GEOMETRY AND THE BOOK

wasps' nest showing interior hexagonal cells
       Often near our house I find papery chunks of abandoned wasps' nests, fallen from under the eaves. Photo by Adrian van Leen /freeimages

I keep thinking about reiteration and recursion in poems and groups of poems. (Right?)

So when I came across this Rumpus interview with Kaveh Akbar about his new book Pilgrim Bell, it made sense to pause and listen.

The whole book is really interested in recursion, recursive forms. I read the line in a Hadith about the prophet receiving revelation “like the ringing of a bell” and it blew my mind.

And, the idea of the bell as a spiritual technology powered by the human form (someone has to pull the rope, which often literally lifts that person in the air, maybe almost too on the nose, that) is so akin to poetry, to me. A spiritual technology powered by the human body (lungs/breath/voice/tongue/ocular muscles across the page/fingers across the Braille, etc).

Repeating titles: it’s iterative, recursive.
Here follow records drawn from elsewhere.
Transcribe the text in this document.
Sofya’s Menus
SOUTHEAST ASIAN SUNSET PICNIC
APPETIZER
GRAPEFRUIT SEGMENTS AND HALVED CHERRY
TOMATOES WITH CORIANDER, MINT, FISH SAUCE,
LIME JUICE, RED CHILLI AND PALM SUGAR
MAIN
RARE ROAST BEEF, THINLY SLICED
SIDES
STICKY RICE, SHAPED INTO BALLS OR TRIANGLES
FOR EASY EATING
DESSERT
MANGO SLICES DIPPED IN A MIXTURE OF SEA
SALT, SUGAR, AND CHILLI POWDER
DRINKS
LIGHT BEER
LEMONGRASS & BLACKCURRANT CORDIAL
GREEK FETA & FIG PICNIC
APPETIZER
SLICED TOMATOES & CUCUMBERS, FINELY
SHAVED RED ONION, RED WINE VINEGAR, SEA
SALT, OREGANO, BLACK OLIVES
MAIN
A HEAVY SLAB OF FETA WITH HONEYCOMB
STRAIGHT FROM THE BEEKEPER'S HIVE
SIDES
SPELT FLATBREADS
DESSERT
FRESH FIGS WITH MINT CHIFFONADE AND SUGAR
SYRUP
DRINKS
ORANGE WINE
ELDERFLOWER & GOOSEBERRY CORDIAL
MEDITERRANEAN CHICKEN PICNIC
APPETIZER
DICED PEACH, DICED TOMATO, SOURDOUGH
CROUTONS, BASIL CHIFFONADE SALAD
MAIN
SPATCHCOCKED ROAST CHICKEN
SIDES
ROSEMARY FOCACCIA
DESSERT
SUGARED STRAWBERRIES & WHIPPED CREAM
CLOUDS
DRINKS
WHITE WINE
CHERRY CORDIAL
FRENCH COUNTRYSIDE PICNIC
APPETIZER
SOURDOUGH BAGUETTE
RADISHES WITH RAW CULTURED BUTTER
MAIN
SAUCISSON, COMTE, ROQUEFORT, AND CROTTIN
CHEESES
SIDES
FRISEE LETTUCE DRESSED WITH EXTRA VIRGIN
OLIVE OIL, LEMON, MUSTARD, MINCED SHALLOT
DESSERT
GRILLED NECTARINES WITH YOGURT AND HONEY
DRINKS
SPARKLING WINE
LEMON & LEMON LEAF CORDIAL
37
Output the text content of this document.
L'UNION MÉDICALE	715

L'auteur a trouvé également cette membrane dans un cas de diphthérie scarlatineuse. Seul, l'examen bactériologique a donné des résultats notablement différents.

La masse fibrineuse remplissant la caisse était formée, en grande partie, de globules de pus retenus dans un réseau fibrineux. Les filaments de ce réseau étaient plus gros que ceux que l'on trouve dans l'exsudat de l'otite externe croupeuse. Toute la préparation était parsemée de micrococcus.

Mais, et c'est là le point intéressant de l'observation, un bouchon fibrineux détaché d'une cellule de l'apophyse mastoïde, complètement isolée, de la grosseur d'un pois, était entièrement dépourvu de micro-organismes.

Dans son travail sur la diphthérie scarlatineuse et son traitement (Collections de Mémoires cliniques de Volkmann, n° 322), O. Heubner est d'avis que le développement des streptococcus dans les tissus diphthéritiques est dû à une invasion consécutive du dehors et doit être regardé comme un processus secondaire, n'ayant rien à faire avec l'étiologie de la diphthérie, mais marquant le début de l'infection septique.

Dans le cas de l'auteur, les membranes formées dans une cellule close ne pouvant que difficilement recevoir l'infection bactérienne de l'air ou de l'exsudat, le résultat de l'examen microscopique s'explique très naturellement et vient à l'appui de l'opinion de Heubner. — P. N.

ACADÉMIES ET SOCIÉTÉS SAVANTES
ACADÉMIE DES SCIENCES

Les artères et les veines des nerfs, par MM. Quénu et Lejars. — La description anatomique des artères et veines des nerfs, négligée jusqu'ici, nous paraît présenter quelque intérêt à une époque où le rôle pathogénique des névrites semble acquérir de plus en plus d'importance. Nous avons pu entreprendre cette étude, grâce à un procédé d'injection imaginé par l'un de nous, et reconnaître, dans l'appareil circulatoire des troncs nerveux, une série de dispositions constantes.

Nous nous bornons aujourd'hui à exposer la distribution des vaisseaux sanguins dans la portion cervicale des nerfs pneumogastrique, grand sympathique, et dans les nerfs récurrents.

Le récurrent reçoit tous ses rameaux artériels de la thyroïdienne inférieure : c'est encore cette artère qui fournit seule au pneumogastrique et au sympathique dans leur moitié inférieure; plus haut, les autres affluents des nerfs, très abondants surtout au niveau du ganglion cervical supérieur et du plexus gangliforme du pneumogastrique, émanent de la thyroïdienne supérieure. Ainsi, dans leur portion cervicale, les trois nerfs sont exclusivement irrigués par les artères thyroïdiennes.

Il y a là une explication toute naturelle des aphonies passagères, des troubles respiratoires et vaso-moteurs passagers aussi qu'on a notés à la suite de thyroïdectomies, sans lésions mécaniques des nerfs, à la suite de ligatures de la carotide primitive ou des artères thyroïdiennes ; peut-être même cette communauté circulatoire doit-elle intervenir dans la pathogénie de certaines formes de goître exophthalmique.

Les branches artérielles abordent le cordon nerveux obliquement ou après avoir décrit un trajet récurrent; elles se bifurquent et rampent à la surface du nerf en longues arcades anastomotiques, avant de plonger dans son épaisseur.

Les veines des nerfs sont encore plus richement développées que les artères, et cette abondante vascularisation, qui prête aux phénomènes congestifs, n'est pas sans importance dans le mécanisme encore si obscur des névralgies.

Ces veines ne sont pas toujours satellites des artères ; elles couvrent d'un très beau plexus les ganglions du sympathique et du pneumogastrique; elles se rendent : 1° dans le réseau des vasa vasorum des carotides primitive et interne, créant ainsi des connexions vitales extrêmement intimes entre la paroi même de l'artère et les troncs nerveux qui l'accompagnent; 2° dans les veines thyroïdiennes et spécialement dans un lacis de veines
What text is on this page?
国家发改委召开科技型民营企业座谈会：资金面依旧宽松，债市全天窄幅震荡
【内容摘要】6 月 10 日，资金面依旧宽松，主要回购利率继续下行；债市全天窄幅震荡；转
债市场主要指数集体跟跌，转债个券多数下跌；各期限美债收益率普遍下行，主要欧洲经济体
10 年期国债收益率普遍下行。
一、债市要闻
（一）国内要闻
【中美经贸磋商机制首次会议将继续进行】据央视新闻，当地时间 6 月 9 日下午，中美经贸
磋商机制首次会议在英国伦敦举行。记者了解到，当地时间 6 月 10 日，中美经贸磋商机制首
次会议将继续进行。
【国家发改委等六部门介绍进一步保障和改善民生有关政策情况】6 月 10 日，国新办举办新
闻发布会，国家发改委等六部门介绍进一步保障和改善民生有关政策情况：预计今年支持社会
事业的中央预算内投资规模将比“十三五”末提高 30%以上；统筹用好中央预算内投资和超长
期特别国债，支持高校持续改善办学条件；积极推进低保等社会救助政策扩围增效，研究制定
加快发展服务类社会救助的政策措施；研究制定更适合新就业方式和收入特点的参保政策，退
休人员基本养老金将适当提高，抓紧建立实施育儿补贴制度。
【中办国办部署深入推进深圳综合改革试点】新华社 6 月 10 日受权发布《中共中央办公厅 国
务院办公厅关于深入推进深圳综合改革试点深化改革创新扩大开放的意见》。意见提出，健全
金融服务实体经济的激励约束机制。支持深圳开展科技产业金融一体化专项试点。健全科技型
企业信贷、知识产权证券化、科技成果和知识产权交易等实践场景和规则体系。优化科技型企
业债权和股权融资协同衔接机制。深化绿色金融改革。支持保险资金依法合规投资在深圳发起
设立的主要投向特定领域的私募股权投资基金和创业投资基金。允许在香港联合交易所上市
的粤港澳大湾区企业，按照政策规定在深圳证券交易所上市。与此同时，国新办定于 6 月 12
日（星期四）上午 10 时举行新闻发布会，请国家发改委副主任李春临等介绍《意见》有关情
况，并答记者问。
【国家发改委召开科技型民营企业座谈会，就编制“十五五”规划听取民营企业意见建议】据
Also, nerdily: Islamic architecture and tile work is so often built around hexagons, which can tesselate a plane. Many polygons can’t.

The geometry Akbar's describing here ("spiritual technology powered by the human form") is kin to music, structures meeting in air. (An aside: or maybe the reason I'm writing this: why is thinking about patterns this way "nerdy"?)

Sometimes when we ask "how do you organize poems in a book?" what we're looking for is the geometry of our poems. As an organizing principle, it's not the same as narrative, and it's not exactly weaving, as in threads or strands of image or subject; it's similar to the forward momentum of linking and shifting, which is so much like walking, but not entirely that either. It's much more like the mosaic tile Akbar describes, or a wasp's nest, masterwork of hexagonal cells.